The Birthday / 2006 / CD

Rollers Romantics

 ミッシェル・ガン・エレファントのクハラカズユキをドラマーに迎えたチバユウスケの新バンド、ザ・バースデイのファースト・アルバム。
 チバくんの場合、どんなバンドで活動していても必ずミッシェルと比較しないではいられないところがある。さて今度はミッシェルと比べてどうだろうと、そういう聴き方しかできない。申し訳ないとは思うのだけれど、どうしてもそういうスタンスになってしまうのだから仕方ない。素晴らしいバンドのメンバーだった人の宿命だと思って諦めてもらうしかないと思う。

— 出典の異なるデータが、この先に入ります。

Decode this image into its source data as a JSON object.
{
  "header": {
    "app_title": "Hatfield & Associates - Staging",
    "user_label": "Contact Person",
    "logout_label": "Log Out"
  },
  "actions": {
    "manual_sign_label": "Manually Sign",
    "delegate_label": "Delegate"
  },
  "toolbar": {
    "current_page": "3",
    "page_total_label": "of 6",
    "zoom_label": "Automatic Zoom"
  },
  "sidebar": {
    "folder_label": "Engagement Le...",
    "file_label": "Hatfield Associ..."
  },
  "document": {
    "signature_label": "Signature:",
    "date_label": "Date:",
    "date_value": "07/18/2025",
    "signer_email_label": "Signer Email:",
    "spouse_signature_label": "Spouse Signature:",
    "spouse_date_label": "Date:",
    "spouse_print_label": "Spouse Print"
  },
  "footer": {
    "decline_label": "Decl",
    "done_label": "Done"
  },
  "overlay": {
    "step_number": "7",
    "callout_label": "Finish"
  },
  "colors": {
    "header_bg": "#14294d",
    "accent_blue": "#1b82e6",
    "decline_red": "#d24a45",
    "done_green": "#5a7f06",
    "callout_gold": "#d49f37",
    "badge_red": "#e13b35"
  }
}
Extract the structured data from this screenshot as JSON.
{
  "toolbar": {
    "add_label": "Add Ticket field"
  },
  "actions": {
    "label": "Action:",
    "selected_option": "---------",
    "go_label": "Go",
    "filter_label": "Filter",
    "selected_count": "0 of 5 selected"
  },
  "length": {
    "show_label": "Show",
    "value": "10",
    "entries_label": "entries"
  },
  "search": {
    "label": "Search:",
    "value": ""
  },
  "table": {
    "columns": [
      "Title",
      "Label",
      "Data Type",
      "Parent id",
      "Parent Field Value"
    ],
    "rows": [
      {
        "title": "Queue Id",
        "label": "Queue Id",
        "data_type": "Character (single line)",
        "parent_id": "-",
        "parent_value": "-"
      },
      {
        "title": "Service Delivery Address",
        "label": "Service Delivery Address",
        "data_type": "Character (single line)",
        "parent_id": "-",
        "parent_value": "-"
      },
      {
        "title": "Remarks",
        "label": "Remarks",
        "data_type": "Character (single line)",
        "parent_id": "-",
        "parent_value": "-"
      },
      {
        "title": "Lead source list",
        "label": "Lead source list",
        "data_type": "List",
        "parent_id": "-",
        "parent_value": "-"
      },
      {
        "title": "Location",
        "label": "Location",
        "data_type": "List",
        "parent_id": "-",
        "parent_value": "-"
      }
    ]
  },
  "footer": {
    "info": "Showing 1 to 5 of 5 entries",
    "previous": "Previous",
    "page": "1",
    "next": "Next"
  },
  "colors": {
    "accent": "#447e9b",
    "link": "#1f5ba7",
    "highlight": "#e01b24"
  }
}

 そんなわけで先行シングルを聴いた時にも、ああ今回はミッシェルよりも音が軽そうだなと。そんな風に思ってしまった。でもアルバムでまとめて聴いてみると、音響的にそれほど大きく変わった印象はない。いままでと変わらないチバくんならではの世界がきちんと提示されている。ただそれはミッシェルの時とはやはりどこか違う。

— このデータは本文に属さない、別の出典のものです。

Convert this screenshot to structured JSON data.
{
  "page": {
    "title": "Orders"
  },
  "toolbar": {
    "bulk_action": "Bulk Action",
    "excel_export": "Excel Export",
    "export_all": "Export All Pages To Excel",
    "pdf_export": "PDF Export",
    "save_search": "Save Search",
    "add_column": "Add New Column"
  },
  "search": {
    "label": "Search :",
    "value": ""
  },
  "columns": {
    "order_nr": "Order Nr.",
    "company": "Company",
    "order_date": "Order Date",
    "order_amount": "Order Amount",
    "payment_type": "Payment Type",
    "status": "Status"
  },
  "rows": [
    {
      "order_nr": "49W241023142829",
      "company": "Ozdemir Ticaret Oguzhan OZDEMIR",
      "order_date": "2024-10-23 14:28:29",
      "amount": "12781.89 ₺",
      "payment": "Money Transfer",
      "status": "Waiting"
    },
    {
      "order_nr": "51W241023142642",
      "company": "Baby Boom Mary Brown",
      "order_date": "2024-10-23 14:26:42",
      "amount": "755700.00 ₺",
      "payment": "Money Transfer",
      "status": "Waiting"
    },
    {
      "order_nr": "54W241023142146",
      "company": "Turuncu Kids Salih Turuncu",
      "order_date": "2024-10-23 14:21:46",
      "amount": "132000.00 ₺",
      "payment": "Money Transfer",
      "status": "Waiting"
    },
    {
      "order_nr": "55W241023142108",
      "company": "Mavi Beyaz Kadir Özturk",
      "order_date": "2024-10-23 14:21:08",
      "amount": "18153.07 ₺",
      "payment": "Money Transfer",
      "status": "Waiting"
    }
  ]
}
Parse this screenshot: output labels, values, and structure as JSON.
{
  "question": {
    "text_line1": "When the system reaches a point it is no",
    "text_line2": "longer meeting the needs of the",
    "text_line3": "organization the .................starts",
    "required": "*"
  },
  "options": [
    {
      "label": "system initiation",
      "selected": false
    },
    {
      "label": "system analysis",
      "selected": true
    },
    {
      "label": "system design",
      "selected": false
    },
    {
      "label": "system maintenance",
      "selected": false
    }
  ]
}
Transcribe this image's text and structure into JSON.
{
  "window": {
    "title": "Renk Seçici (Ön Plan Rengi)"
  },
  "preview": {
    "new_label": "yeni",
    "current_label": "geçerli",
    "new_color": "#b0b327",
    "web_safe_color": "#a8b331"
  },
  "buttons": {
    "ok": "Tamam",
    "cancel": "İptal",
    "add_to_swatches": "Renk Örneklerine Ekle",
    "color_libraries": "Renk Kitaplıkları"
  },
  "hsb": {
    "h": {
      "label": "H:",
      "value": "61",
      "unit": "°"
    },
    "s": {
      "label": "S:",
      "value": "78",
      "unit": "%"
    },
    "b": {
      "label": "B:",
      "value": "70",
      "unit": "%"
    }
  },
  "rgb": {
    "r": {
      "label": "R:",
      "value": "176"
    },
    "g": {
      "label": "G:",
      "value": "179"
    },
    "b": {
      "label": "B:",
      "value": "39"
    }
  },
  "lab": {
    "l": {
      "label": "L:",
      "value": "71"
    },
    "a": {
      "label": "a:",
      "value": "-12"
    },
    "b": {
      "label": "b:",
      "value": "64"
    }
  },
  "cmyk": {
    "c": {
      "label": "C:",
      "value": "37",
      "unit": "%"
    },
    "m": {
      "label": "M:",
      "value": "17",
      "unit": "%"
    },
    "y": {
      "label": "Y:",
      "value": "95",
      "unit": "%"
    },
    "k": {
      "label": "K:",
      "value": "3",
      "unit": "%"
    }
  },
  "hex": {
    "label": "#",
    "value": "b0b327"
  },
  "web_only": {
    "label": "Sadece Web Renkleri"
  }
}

 僕にとってのミッシェルの魅力は、ほかのバンドからは得られない刹那なまでの疾走感にあった。ミッシェルの最後のアルバムではそれが薄れてきてしまっていた感じだったけれど、やはりこのアルバムでもあの感覚は甦らない。それはもう永遠に失われたものなのかもしれない。だからミッシェルは解散しなければならなかったのかもしれない。ミッシェル解散後のチバユウスケの積極的な活動は、そんな事実をさっさと世間に認識させるためのようにも思える。
 ミッシェルという呪縛を意識しないよう、できるかぎりニュートラルな姿勢で聴いてみれば、これはこれでとてもいいアルバムだ。なかでもミッシェルの時には聞けなかったタイプのスローバラード、『春雷』にはえらく感動した。チバユウスケという人がうちに秘めたリリシズムがこれほど美しく結晶化した楽曲はこれまでなかったんじゃないだろうか。名曲だと思う。